I plotted the accuracy and loss for both training and validation set:

enter image description here enter image description here As we can see, the result is not very stable, and I selected two epoches to retrain all of the training set, here's the new log:

Epoch 1/2
45663/45663 [==============================] - 0s 7us/step - loss: 0.5759 - accuracy: 0.7004
Epoch 2/2
45663/45663 [==============================] - 0s 5us/step - loss: 0.5155 - accuracy: 0.7341

My question is why the accuracy is so unstable, and it's only 73% for the retrained model,how can I improve the model?
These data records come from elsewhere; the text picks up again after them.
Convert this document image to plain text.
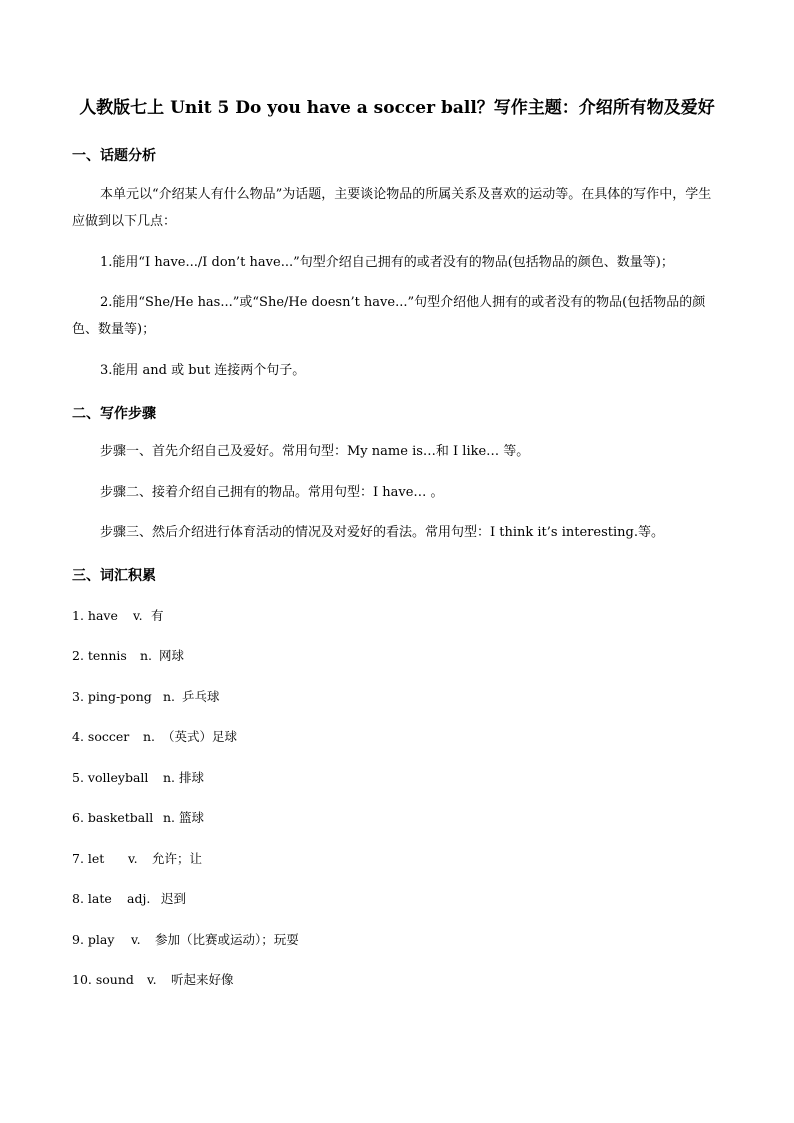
人教版七上 Unit 5 Do you have a soccer ball？写作主题：介绍所有物及爱好
一、话题分析
本单元以“介绍某人有什么物品”为话题，主要谈论物品的所属关系及喜欢的运动等。在具体的写作中，学生应做到以下几点：
1.能用“I have.../I don’t have...”句型介绍自己拥有的或者没有的物品(包括物品的颜色、数量等)；
2.能用“She/He has...”或“She/He doesn’t have...”句型介绍他人拥有的或者没有的物品(包括物品的颜色、数量等)；
3.能用 and 或 but 连接两个句子。
二、写作步骤
步骤一、首先介绍自己及爱好。常用句型：My name is…和 I like… 等。
步骤二、接着介绍自己拥有的物品。常用句型：I have… 。
步骤三、然后介绍进行体育活动的情况及对爱好的看法。常用句型：I think it’s interesting.等。
三、词汇积累
1. have v. 有
2. tennis n. 网球
3. ping-pong n. 乒乓球
4. soccer n. （英式）足球
5. volleyball n. 排球
6. basketball n. 篮球
7. let v. 允许；让
8. late adj. 迟到
9. play v. 参加（比赛或运动）；玩耍
10. sound v. 听起来好像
Thanks.

3

3 Answers

3
votes

Your validation size is 3000 and your train size is 42663 which means your validation size is around 7%. Your validation accuracy is jumping between .88 to .90 which is -+2% jump. 7% validation data is too small to get good statistics and with just 7% data, -+2% jump is not bad. Normally the validation data should be 20% to 25% of total data i.e 75-25 split of train-val.

Also make sure you shuffle the data before making train-val split.

if X and y is your full datasets then use

from sklearn.model_selection import train_test_split
X_train, X_test, y_train, y_test = train_test_split(X, y, test_size=0.25)

which shuffles the data and give you 75-25 split.

1
votes

I don't think it's unstable at all for the validation loss to oscillate between 88% and 90%. If you put it on the 0-100 scale, this "unstability" looks absolutely tiny.

import numpy as np
import matplotlib.pyplot as plt

plt.plot(np.arange(20), np.random.randint(88, 90, 20))
plt.title('Random Values Between 88 and 90')
plt.ylim(0, 100)
plt.show()

enter image description here

1
votes

Its hard to tell without knowing the dataset. Currently you only use Dense layers, depending on your problem, Rnns or convolutional layers might suit better for the case. Also what I can see is, you use a pretty high batch size of 512. There are alot of opinions about how the batch size should be. I can say from my experience, that a batch size of more than 128 might cause bad convegence, but this is depended on many things.

Also you might add some normalization to your net by using Dropout layers.

And another point, you might want to pass shuffle=True to model.fit(), else the model will always see the same data in the same order, which can lower its ability to generalize.

Implementing these changes might fix the "bouncing loss", where I think shuffling is the most important one.